I approached and helped him remove the pin that would allow the hydraulic mechanism to raise the hoop. Then, I did exactly what any thick-headed dad would do — I told him he wouldn’t make many shots at the regulation height.
“That’s why they make it adjustable, bud.” I tussled his mop of sweaty brown hair.
Reflecting on the exchange, it’s hard to pinpoint the exact moment he quit listening to me.
“Look,” I continued, “it has different heights so you can shoot at the kid levels until you’re bigger.”
All right, maybe it’s not so hard to pinpoint the exact moment he quit listening to me.
He galloped into the yard, retrieved the ball and began taking and missing shots at the 10-foot height. He missed from close, he missed from far away, he backed all the way down the driveway and took a long and winding road to a layup. His eyes were locked on the rim and he carried the ball most of the way, running fast and stopping a few feet from the rim.
He missed.
Eager to make another “dad mistake,” I offered to lower the rim for him before returning to my yard work.
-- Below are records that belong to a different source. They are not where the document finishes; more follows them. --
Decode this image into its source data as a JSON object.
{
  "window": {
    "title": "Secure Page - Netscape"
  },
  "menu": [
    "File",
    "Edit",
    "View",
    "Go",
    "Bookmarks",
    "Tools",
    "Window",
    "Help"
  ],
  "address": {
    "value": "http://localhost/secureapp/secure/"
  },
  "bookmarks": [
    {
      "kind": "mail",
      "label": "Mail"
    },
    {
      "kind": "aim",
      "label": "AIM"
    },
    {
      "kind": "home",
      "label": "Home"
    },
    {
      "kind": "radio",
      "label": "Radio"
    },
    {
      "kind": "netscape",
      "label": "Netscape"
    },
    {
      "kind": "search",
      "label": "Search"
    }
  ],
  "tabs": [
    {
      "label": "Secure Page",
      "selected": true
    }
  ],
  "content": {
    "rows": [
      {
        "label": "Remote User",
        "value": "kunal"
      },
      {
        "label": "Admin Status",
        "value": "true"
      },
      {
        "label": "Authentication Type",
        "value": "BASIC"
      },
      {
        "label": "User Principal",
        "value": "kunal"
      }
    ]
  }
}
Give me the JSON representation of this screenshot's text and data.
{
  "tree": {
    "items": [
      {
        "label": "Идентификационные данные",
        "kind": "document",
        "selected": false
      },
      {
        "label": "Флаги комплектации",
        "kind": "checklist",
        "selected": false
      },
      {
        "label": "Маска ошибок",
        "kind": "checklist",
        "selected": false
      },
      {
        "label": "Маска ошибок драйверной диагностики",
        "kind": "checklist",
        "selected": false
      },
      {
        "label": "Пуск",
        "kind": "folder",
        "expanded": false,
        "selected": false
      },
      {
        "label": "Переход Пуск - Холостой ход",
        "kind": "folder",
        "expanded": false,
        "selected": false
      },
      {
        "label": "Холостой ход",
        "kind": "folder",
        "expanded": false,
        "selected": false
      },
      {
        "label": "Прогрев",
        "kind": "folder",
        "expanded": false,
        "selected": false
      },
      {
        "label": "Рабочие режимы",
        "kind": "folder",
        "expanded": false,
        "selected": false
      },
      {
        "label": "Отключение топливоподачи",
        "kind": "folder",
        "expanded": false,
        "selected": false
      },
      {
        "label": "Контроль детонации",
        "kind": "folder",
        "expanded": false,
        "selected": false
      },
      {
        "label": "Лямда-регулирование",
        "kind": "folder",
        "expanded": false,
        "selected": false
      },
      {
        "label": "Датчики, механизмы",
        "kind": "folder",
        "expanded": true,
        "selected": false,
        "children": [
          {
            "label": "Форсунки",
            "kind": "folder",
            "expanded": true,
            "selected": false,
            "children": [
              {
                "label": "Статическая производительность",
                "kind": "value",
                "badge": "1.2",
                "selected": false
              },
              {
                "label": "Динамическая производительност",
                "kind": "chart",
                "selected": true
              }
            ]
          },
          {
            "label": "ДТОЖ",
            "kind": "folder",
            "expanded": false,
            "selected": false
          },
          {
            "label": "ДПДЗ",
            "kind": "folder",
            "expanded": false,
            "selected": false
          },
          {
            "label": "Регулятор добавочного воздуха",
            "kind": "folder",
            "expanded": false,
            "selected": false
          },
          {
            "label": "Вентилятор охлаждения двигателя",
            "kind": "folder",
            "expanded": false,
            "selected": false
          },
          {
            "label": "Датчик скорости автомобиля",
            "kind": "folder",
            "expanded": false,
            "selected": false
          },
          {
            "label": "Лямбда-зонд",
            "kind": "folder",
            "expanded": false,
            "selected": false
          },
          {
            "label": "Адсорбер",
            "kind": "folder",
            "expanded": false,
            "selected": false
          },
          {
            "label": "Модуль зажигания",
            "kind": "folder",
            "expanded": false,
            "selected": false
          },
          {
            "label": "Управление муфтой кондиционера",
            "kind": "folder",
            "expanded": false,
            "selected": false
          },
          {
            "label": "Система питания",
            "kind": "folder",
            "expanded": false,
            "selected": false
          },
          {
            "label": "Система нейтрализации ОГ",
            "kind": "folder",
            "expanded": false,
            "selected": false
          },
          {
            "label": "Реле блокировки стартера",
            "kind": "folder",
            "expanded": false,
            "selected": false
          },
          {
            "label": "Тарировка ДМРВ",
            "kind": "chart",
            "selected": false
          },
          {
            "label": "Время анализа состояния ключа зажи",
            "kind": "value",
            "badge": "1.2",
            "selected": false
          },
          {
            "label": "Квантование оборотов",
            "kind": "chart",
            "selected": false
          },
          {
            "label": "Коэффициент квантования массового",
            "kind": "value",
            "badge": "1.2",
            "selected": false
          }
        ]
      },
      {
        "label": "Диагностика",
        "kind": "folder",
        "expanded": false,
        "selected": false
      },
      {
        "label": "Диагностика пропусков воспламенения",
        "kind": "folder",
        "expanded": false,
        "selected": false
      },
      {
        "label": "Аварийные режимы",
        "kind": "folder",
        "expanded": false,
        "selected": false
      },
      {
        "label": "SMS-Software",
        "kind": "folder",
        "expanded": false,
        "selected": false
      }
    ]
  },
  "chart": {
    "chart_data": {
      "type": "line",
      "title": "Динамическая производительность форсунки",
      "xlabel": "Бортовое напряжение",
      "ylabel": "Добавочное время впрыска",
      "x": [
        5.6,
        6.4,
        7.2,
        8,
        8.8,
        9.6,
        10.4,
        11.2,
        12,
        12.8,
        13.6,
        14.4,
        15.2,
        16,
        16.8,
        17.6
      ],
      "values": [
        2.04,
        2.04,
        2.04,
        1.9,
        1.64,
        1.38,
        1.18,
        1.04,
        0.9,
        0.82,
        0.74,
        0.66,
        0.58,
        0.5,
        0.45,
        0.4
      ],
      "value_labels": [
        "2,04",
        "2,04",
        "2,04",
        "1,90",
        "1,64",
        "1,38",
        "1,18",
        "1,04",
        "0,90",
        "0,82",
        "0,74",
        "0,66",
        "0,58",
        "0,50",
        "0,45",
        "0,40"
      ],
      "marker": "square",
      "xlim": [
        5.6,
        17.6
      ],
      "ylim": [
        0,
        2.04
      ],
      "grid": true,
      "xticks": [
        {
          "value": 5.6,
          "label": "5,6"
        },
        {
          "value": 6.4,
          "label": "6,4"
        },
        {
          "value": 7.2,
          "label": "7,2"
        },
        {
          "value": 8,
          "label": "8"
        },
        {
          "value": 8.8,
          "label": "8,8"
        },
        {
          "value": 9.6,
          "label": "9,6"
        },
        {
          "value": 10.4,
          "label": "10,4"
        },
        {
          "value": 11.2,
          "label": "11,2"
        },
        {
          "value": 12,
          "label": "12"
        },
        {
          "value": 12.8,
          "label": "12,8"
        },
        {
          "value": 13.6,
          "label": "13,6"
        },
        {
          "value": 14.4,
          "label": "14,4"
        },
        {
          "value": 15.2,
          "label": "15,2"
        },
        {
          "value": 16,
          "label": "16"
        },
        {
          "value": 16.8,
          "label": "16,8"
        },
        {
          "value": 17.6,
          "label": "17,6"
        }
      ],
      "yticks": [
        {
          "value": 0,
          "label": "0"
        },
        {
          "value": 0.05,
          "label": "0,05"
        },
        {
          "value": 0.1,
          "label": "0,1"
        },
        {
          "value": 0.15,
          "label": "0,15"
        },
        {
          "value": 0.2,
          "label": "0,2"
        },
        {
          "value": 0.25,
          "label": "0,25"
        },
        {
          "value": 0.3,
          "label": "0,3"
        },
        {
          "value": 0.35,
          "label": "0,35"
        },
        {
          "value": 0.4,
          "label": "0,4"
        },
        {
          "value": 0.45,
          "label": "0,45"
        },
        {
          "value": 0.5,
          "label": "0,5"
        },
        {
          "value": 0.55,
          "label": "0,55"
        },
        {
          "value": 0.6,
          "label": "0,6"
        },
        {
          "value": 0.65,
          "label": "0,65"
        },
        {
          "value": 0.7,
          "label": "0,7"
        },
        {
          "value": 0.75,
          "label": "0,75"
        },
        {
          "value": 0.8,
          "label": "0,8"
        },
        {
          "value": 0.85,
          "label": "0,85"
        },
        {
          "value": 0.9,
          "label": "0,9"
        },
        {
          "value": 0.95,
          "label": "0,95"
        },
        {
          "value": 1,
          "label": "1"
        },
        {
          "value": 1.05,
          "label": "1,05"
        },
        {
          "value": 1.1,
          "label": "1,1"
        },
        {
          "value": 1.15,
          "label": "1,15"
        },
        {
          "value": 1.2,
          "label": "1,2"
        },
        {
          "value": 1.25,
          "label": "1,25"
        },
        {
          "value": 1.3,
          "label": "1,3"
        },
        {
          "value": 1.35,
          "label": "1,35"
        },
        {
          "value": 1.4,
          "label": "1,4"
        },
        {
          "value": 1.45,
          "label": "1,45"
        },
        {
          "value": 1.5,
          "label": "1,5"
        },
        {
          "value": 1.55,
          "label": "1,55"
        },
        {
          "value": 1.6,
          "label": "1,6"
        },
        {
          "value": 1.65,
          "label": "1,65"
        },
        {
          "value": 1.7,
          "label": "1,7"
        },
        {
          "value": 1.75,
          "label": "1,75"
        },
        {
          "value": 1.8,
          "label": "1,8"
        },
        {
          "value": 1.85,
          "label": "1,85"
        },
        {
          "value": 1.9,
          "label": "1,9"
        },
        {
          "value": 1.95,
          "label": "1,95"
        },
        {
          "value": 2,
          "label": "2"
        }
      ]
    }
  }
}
“Nope,” he said before missing another shot, and another, and another, then one more.
I smiled and stepped back to the mower. But before restarting it, I turned and watched another shot. He launched with both hands and we heard the unmistakable clank of the ball hitting the rim.
“Almost!” he shouted, and his head swung around to check whether I’d seen it or not.
Finally, for the first time all evening, I did something right.
I invited him to keep shooting and promised not to leave until he’d made one. I chased his misses into the garage, the yard, the neighbor’s yard, the bushes and the road.
Some were close.
Some hit him in the head.
Then, with all his might, he aimed for the square on the backboard and pushed the ball from his chest with every ounce of little boy energy he could muster. The ball hit the square and nearly every inch of the rim. As it fell through the net, he raised his noddle arms high over his head.
I raised my arms, too.
“Yes!” we shouted together and I raced to give him a high-five. But he was already chasing the ball down for another shot.
Back at work, I watched my all-star miss many more shots that night than he took. But I smiled knowing he was shooting at the ‘dad height.'”
Later, as we said goodnight, he thanked me for playing basketball.
“You’re welcome,” I whispered. “But you did a lot more than play ball.”
That night a son taught a dad that lowering the hoop, or personal expectations, may be a missed shot for giant success — 10 feet higher than expected.